His mind grows blurrier by the minute, like a window frosting over. He wants to tell someone, anyone, see, see, not such a miracle anymore, am I? But he has no audience. At one point, he realizes the canyon is encased in shadow, the sun lower in the sky. Getting close to night. Night is when he sleeps. At the threshold of waking and dreaming, his last thought is how pillowy the snow feels and how much he would like to have a little rest.





Chapter 43



EVERYTHING IN western Washington is draped in moss and smells of earthworms. Rain falls more often than not. Cars are rust flecked from the salt breeze coming off the ocean. In September, Miriam found a motel outside Tacoma that didn’t ask questions and let her pay by the week in cash. The walls were paneled with pine and the carpeting stained and the overhead lamps darkened with dead moths. Smoking was permitted. Lawn chairs and Old Smokey grills sat outside of three of the seven rooms. This was a place people lived, among them a toothless man she suspected of cooking meth and a whore with dishwater-blond hair who wore the same purple miniskirt every day.

The federal detention center is located twelve miles south of Seattle. No fencing surrounds it. No guard towers loom along its perimeter. Because the inmates remain indoors, in total isolation. It is located in an oddly public place, nearby a Rent-A-Wreck and the Bull Pen Pub and an All Star Grocery where she regularly parks her Ramcharger and sits looking at the FDC, an institutional gray building that resembles nothing so much as a medieval castle that could not be stormed.

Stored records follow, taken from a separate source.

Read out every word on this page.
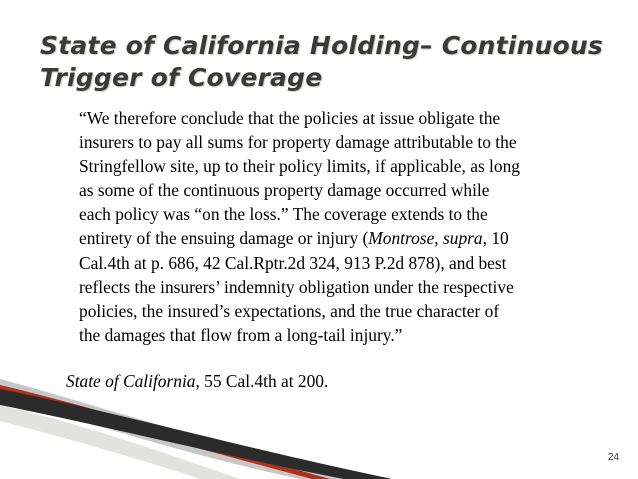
State of California Holding– Continuous
Trigger of Coverage
“We therefore conclude that the policies at issue obligate the
insurers to pay all sums for property damage attributable to the
Stringfellow site, up to their policy limits, if applicable, as long
as some of the continuous property damage occurred while
each policy was “on the loss.” The coverage extends to the
entirety of the ensuing damage or injury (Montrose, supra, 10
Cal.4th at p. 686, 42 Cal.Rptr.2d 324, 913 P.2d 878), and best
reflects the insurers’ indemnity obligation under the respective
policies, the insured’s expectations, and the true character of
the damages that flow from a long-tail injury.”
State of California, 55 Cal.4th at 200.
24
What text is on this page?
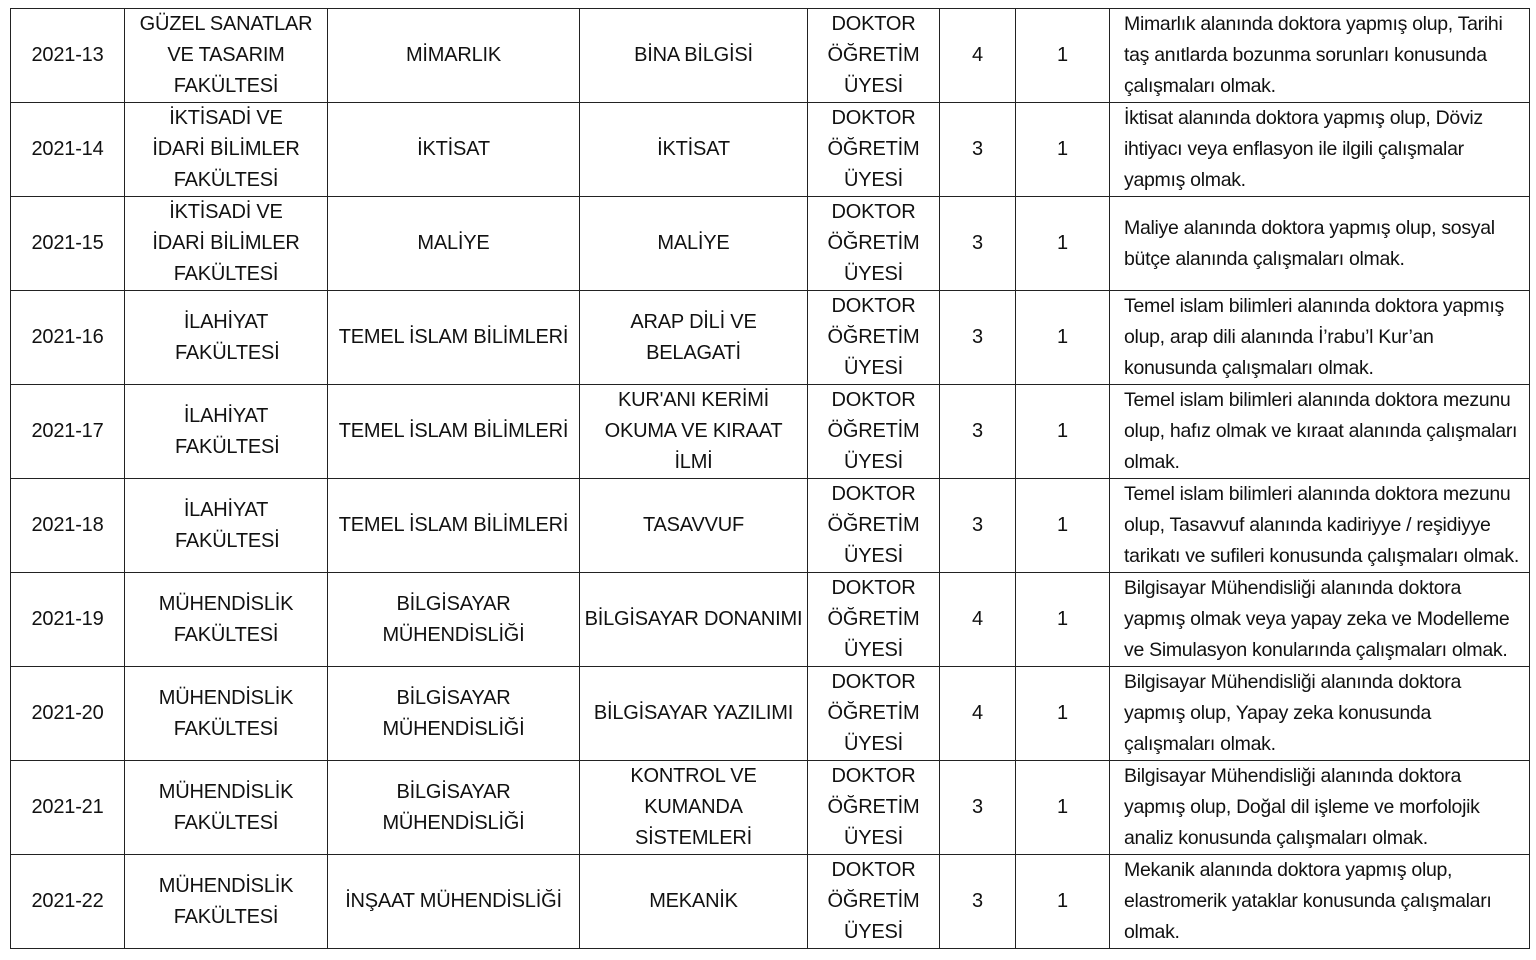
2021-13	GÜZEL SANATLAR VE TASARIM FAKÜLTESİ	MİMARLIK	BİNA BİLGİSİ	DOKTOR ÖĞRETİM ÜYESİ	4	1	Mimarlık alanında doktora yapmış olup, Tarihi taş anıtlarda bozunma sorunları konusunda çalışmaları olmak.
2021-14	İKTİSADİ VE İDARİ BİLİMLER FAKÜLTESİ	İKTİSAT	İKTİSAT	DOKTOR ÖĞRETİM ÜYESİ	3	1	İktisat alanında doktora yapmış olup, Döviz ihtiyacı veya enflasyon ile ilgili çalışmalar yapmış olmak.
2021-15	İKTİSADİ VE İDARİ BİLİMLER FAKÜLTESİ	MALİYE	MALİYE	DOKTOR ÖĞRETİM ÜYESİ	3	1	Maliye alanında doktora yapmış olup, sosyal bütçe alanında çalışmaları olmak.
2021-16	İLAHİYAT FAKÜLTESİ	TEMEL İSLAM BİLİMLERİ	ARAP DİLİ VE BELAGATİ	DOKTOR ÖĞRETİM ÜYESİ	3	1	Temel islam bilimleri alanında doktora yapmış olup, arap dili alanında İ’rabu’l Kur’an konusunda çalışmaları olmak.
2021-17	İLAHİYAT FAKÜLTESİ	TEMEL İSLAM BİLİMLERİ	KUR'ANI KERİMİ OKUMA VE KIRAAT İLMİ	DOKTOR ÖĞRETİM ÜYESİ	3	1	Temel islam bilimleri alanında doktora mezunu olup, hafız olmak ve kıraat alanında çalışmaları olmak.
2021-18	İLAHİYAT FAKÜLTESİ	TEMEL İSLAM BİLİMLERİ	TASAVVUF	DOKTOR ÖĞRETİM ÜYESİ	3	1	Temel islam bilimleri alanında doktora mezunu olup, Tasavvuf alanında kadiriyye / reşidiyye tarikatı ve sufileri konusunda çalışmaları olmak.
2021-19	MÜHENDİSLİK FAKÜLTESİ	BİLGİSAYAR MÜHENDİSLİĞİ	BİLGİSAYAR DONANIMI	DOKTOR ÖĞRETİM ÜYESİ	4	1	Bilgisayar Mühendisliği alanında doktora yapmış olmak veya yapay zeka ve Modelleme ve Simulasyon konularında çalışmaları olmak.
2021-20	MÜHENDİSLİK FAKÜLTESİ	BİLGİSAYAR MÜHENDİSLİĞİ	BİLGİSAYAR YAZILIMI	DOKTOR ÖĞRETİM ÜYESİ	4	1	Bilgisayar Mühendisliği alanında doktora yapmış olup, Yapay zeka konusunda çalışmaları olmak.
2021-21	MÜHENDİSLİK FAKÜLTESİ	BİLGİSAYAR MÜHENDİSLİĞİ	KONTROL VE KUMANDA SİSTEMLERİ	DOKTOR ÖĞRETİM ÜYESİ	3	1	Bilgisayar Mühendisliği alanında doktora yapmış olup, Doğal dil işleme ve morfolojik analiz konusunda çalışmaları olmak.
2021-22	MÜHENDİSLİK FAKÜLTESİ	İNŞAAT MÜHENDİSLİĞİ	MEKANİK	DOKTOR ÖĞRETİM ÜYESİ	3	1	Mekanik alanında doktora yapmış olup, elastromerik yataklar konusunda çalışmaları olmak.
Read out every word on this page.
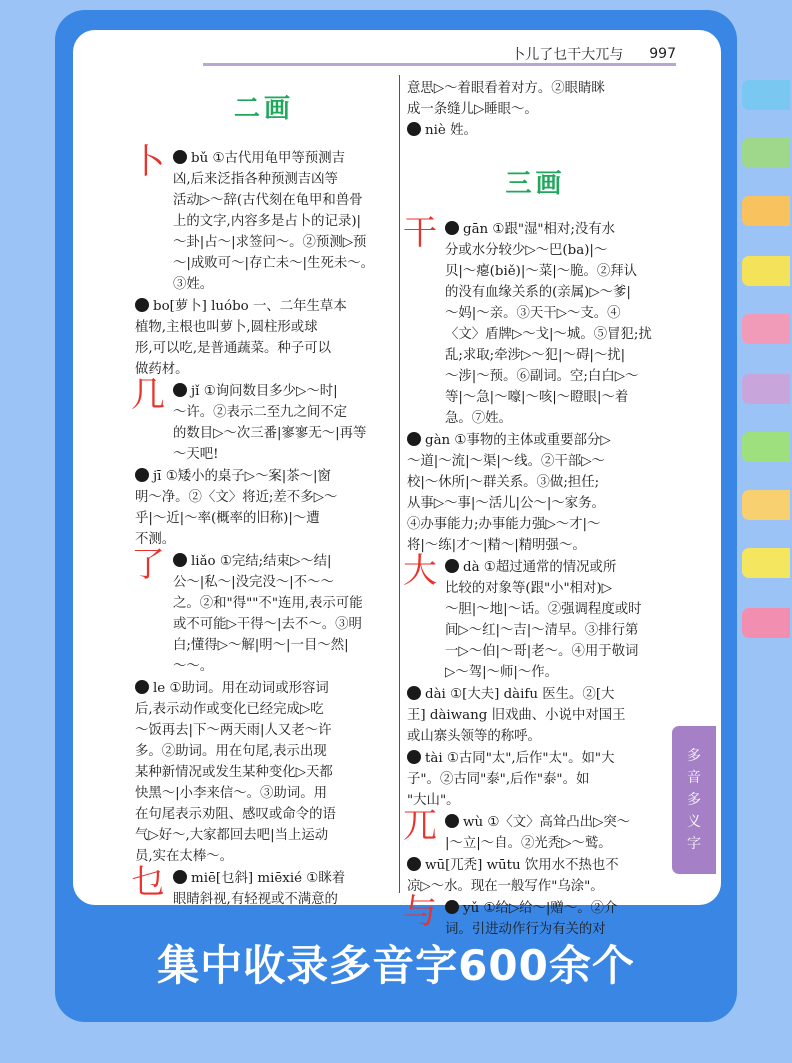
卜儿了乜干大兀与 997
二画
卜	bǔ ①古代用龟甲等预测吉
凶,后来泛指各种预测吉凶等
活动▷～辞(古代刻在龟甲和兽骨
上的文字,内容多是占卜的记录)|
～卦|占～|求签问～。②预测▷预
～|成败可～|存亡未～|生死未～。
③姓。
bo[萝卜] luóbo 一、二年生草本
植物,主根也叫萝卜,圆柱形或球
形,可以吃,是普通蔬菜。种子可以
做药材。
几	jǐ ①询问数目多少▷～时|
～许。②表示二至九之间不定
的数目▷～次三番|寥寥无～|再等
～天吧!
jī ①矮小的桌子▷～案|茶～|窗
明～净。②〈文〉将近;差不多▷～
乎|～近|～率(概率的旧称)|～遭
不测。
了	liǎo ①完结;结束▷～结|
公～|私～|没完没～|不～～
之。②和"得""不"连用,表示可能
或不可能▷干得～|去不～。③明
白;懂得▷～解|明～|一目～然|
～～。
le ①助词。用在动词或形容词
后,表示动作或变化已经完成▷吃
～饭再去|下～两天雨|人又老～许
多。②助词。用在句尾,表示出现
某种新情况或发生某种变化▷天都
快黑～|小李来信～。③助词。用
在句尾表示劝阻、感叹或命令的语
气▷好～,大家都回去吧|当上运动
员,实在太棒～。
乜	miē[乜斜] miēxié ①眯着
眼睛斜视,有轻视或不满意的
意思▷～着眼看着对方。②眼睛眯
成一条缝儿▷睡眼～。
niè 姓。
三画
干	gān ①跟"湿"相对;没有水
分或水分较少▷～巴(ba)|～
贝|～瘪(biě)|～菜|～脆。②拜认
的没有血缘关系的(亲属)▷～爹|
～妈|～亲。③天干▷～支。④
〈文〉盾牌▷～戈|～城。⑤冒犯;扰
乱;求取;牵涉▷～犯|～碍|～扰|
～涉|～预。⑥副词。空;白白▷～
等|～急|～嚎|～咳|～瞪眼|～着
急。⑦姓。
gàn ①事物的主体或重要部分▷
～道|～流|～渠|～线。②干部▷～
校|～休所|～群关系。③做;担任;
从事▷～事|～活儿|公～|～家务。
④办事能力;办事能力强▷～才|～
将|～练|才～|精～|精明强～。
大	dà ①超过通常的情况或所
比较的对象等(跟"小"相对)▷
～胆|～地|～话。②强调程度或时
间▷～红|～吉|～清早。③排行第
一▷～伯|～哥|老～。④用于敬词
▷～驾|～师|～作。
dài ①[大夫] dàifu 医生。②[大
王] dàiwang 旧戏曲、小说中对国王
或山寨头领等的称呼。
tài ①古同"太",后作"太"。如"大
子"。②古同"泰",后作"泰"。如
"大山"。
兀	wù ①〈文〉高耸凸出▷突～
|～立|～自。②光秃▷～鹫。
wū[兀秃] wūtu 饮用水不热也不
凉▷～水。现在一般写作"乌涂"。
与	yǔ ①给▷给～|赠～。②介
词。引进动作行为有关的对
多
音
多
义
字
集中收录多音字600余个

There is a Starbucks on every corner of the city and she taps into their free Wi-Fi and does her research. The facility was built in 1997 and meant to accommodate 677 prisoners. Some are sentenced and some are awaiting sentences. Their crimes range from crypto-anarchy to wire fraud to aircraft theft to bank robbery to domestic terrorism. A phone call from a pay phone revealed that Jeremy was not listed as an inmate, but that means nothing.

She does not trust and does not have the patience for the red tape she will have to go through to request blueprints, so she researches the architect and finds him easily through a Google search and one night breaks into his firm and steals the plans along with three computers to make it look like a proper robbery.